People like to contemplate disaster, to anticipate the worst. Just look at the media hyperbole about bad weather, the satires that imply every politician is venal or incompetent, or the confident assertions that any major sporting event is going to be an over-budget disaster.
Hollywood panders to this fascination with catastrophe through its long-lasting love affair with dystopian futures. The 1980s classic Escape from New York envisaged that out-of-control crime would turn Manhattan into a vast, lawless prison by 1997. According to the Terminator franchise, nuclear annihilation and the rise of a new order of unstoppable killer robots was to have taken place in 2004. The Running Man may yet be right in envisaging a television reality show where contestants lop each other's limbs off with chainsaws, but a 2017 deadline seems tight.
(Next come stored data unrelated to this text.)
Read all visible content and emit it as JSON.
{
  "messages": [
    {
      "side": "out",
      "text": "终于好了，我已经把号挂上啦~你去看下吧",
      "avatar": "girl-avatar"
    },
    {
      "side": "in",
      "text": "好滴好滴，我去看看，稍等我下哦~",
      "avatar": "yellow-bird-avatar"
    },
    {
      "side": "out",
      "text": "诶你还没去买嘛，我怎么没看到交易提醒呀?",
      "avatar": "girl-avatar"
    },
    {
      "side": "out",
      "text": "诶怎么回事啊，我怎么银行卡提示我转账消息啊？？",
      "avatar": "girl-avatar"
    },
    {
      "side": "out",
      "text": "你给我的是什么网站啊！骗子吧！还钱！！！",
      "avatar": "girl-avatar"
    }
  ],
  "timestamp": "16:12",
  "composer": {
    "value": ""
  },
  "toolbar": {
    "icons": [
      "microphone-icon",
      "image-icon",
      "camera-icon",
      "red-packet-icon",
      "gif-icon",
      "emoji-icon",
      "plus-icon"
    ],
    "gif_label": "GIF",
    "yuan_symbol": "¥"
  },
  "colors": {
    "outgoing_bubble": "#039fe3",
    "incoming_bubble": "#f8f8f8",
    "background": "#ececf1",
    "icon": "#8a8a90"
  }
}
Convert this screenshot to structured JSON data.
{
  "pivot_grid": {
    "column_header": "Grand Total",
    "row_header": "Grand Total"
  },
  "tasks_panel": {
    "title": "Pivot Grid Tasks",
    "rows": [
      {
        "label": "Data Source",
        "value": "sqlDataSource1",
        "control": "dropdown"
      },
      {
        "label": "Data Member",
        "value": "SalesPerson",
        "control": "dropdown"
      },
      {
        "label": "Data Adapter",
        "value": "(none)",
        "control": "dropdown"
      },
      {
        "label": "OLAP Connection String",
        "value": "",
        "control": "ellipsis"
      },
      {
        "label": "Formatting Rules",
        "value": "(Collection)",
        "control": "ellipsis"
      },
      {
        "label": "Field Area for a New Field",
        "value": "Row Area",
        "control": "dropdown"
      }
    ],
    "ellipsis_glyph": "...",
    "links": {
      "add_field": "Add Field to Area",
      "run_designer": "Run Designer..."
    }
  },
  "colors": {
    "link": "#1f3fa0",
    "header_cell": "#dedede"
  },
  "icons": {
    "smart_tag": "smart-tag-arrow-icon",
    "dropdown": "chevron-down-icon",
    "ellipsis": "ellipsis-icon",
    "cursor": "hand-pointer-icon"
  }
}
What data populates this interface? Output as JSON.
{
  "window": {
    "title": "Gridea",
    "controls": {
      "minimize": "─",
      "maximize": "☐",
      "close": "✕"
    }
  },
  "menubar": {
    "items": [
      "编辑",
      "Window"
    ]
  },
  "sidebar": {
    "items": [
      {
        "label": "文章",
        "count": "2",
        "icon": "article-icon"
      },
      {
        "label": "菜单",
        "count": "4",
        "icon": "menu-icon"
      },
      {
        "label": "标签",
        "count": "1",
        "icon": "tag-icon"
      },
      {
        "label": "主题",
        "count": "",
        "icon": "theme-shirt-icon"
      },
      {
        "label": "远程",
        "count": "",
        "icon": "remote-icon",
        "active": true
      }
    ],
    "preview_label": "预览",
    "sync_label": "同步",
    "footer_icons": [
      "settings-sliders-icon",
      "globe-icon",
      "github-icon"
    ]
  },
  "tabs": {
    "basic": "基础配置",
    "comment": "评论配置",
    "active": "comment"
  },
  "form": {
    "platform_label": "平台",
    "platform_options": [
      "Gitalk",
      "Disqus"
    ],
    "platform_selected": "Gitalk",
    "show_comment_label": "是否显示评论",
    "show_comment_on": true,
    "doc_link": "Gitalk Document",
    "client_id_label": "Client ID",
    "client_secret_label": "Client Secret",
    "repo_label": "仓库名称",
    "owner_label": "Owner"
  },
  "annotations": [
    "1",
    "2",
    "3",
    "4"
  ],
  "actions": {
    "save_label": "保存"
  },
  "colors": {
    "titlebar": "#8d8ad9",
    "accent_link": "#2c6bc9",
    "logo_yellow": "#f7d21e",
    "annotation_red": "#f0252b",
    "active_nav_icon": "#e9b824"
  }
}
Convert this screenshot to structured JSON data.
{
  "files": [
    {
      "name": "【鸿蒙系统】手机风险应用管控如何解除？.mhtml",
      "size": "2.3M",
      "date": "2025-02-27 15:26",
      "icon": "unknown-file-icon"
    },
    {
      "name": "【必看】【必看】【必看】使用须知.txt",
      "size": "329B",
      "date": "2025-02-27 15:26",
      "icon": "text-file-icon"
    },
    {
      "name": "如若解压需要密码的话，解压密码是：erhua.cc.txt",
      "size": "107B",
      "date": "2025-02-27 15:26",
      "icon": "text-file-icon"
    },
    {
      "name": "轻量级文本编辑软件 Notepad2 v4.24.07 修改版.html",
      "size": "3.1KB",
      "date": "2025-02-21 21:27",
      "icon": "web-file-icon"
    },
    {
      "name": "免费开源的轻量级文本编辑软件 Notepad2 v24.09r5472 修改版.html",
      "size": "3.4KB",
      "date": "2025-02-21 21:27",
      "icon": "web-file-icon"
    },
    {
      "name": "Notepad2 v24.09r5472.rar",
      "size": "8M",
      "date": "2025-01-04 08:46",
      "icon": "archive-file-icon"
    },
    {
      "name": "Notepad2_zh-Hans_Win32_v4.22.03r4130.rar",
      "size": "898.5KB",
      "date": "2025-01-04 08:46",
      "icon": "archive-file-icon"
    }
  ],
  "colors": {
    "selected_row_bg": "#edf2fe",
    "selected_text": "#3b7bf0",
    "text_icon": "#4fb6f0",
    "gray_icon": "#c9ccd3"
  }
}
In reality, things rarely turn out as badly as predicted.
This time last year, Scotland was not short of predictions of doom. Some said the new National qualifications could unleash disaster akin to the exams debacle of 2000. A workload tsunami was going to overwhelm teachers and budget cuts were about to devastate schools and colleges. The independence referendum, meanwhile, loomed above everything and, to some, heralded an unprecedented period of divisiveness.
Thankfully, teachers' resourcefulness knows few bounds. In the year leading up to the Nationals staff were inundated with opaque information from the powers-that-be. But they made a huge effort and helped to ensure that the first pupils taking these new qualifications were not disadvantaged.
The referendum, too, defied sullen predictions that the long campaign would put Scotland on hold for two years. Instead the country became, and still is, a beacon of political engagement, with that energy now directed at the general election in May.
Some of the momentum came from lowering the voting age and the campaign debunked a lot of myths about teenagers: 16- and 17-year-olds emerged as committed to political debate and eloquent in explaining their beliefs. But teachers could have told you that.
Workload and budget cuts remain live issues, and the next few years may well induce unprecedented stress levels at the front line of Scottish education. But if you believe deeply in your job, as teachers tend to, you find a way of getting things done.
Next year looks like being even tougher than 2014. Councils' budgets will not be pretty, the new Highers present their own headaches, non-teaching staff are melting away and local authorities have insisted that teaching jobs no longer deserve special protection. But one thing will not change: whatever the impediments, teachers will continue to improve the life chances of hundreds of thousands of pupils across Scotland. Because that's what they do.
Merry Christmas to our readers, from all at TESS.